For a lot of people it may seem like it was taking some of the mystery and mystique out of art. But I actually think, or have come around to appreciate the fact, that this is the best way for artists to gain a certain kind of critical approach to their work that allows them to know what they're doing, that allows them to know what's been done around them, or what's been done in history, and, in many cases to really equip themselves with the tools to help to deliver their art to the world.
One of the things that makes sense about this idea of an artist being some kind of advanced visual or perceptual researcher is, also for general audiences, that it allows... justifies why we would pay attention to these artists and, "Why you would come to a museum or a gallery?" Well, it's to kind of find out what is going on at the advanced edges of culture where visual art is being pioneered.

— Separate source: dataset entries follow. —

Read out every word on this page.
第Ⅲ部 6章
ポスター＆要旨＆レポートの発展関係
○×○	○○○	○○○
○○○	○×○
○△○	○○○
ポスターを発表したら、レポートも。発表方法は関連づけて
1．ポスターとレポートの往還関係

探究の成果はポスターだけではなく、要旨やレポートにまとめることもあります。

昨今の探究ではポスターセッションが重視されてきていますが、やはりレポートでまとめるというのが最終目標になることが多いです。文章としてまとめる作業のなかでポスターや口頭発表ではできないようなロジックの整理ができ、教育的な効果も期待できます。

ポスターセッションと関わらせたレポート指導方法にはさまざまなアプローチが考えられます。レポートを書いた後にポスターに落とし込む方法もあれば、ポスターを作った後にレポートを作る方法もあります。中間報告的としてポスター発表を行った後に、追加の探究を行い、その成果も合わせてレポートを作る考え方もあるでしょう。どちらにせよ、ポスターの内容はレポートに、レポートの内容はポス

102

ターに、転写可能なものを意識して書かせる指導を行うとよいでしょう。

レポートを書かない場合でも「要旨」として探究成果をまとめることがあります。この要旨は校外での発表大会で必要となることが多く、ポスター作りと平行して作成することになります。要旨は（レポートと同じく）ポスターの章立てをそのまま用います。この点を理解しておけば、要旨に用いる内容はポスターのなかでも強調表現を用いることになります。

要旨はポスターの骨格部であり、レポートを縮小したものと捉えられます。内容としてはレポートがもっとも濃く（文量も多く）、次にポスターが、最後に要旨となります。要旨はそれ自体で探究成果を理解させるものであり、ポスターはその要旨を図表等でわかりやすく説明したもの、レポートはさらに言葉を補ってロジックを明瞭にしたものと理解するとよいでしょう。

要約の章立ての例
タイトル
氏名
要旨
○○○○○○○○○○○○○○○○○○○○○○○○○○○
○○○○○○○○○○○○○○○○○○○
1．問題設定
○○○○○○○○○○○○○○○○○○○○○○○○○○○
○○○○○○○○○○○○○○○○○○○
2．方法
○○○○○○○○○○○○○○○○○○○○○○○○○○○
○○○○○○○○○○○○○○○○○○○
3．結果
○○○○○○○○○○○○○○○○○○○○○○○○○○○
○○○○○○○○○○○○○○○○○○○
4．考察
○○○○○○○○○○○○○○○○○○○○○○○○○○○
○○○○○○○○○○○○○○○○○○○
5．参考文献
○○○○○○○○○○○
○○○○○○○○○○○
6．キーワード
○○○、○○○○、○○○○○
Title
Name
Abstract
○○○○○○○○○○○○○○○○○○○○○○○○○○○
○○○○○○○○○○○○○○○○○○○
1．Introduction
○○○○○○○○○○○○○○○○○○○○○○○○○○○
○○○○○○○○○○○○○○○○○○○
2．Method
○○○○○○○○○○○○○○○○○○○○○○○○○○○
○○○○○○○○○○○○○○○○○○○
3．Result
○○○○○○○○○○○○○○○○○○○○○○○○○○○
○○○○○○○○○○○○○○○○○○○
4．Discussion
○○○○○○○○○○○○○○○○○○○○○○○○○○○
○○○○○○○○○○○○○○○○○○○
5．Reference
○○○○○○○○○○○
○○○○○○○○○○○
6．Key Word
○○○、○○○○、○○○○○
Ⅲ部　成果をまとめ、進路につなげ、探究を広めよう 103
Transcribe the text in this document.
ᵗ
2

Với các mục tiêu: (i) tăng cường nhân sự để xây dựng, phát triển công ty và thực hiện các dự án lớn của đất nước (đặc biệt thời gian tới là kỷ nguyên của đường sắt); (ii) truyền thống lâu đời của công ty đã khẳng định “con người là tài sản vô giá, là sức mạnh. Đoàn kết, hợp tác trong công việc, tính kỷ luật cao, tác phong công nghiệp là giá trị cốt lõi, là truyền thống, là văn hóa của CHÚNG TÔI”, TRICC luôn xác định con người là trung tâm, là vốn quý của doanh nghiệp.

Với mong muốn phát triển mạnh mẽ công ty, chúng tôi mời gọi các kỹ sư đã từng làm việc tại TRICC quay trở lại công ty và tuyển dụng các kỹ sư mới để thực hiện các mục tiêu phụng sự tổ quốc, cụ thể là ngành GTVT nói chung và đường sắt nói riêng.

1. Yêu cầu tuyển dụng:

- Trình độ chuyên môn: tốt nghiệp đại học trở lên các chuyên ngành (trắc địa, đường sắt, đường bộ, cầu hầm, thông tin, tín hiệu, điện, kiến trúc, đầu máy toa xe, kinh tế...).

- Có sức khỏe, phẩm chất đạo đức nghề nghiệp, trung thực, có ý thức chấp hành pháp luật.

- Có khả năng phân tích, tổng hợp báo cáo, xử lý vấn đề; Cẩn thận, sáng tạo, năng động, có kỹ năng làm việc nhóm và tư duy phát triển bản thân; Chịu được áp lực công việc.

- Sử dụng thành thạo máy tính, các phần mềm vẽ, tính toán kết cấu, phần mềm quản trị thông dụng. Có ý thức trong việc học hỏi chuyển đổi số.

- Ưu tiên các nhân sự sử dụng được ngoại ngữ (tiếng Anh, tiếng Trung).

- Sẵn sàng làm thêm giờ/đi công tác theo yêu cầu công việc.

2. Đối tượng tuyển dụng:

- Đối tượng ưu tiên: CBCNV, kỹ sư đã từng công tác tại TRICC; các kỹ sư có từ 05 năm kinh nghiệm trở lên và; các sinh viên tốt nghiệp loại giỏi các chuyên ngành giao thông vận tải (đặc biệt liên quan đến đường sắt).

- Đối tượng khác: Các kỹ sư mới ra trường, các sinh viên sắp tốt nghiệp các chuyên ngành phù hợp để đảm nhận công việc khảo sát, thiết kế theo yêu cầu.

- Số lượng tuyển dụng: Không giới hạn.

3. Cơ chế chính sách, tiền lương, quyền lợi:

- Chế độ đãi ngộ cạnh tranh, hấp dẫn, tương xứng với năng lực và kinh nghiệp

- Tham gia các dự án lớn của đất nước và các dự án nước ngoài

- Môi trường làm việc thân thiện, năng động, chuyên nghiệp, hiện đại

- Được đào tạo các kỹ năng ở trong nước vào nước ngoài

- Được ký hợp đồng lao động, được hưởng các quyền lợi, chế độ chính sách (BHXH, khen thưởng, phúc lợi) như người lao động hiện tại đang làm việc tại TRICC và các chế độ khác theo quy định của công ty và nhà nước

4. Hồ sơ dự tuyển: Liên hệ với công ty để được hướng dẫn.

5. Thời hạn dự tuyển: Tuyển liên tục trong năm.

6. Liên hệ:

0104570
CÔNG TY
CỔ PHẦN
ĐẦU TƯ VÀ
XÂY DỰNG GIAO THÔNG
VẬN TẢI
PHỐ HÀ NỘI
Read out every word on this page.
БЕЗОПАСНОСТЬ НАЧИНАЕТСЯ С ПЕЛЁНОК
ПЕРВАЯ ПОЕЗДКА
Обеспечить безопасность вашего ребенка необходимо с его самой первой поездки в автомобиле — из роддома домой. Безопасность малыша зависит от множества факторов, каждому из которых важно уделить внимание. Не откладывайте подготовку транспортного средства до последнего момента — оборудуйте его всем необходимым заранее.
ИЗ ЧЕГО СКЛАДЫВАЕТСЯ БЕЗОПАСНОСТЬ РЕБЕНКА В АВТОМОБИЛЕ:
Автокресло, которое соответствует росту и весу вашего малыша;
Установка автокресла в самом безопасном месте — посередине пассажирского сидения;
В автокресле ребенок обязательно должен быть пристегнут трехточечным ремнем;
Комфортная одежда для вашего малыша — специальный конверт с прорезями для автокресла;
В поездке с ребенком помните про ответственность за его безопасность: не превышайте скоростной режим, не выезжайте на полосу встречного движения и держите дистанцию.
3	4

Now, opposed to reading about these things in some kind of specialized journal, art has the fantastic outlet of places like galleries and museums, and it's primarily visual. So, these are things that can be shared, in many cases, without the need for a lot of text and reading. The other thing I like about this model is that it also (if you were an advanced mathematician or something) you would know everything that had been done in your field already up to that point. You knew what all the research was, where all the breakthroughs were, and it was your job to push your field to the next step, at least if you wanted to be a mathematician of any kind of note. That's really the burden artists bear today - if you're a sculptor you need to know everything that's happened in sculpture and figure out where you can actually uniquely contribute to that tradition and push it forward in a new way.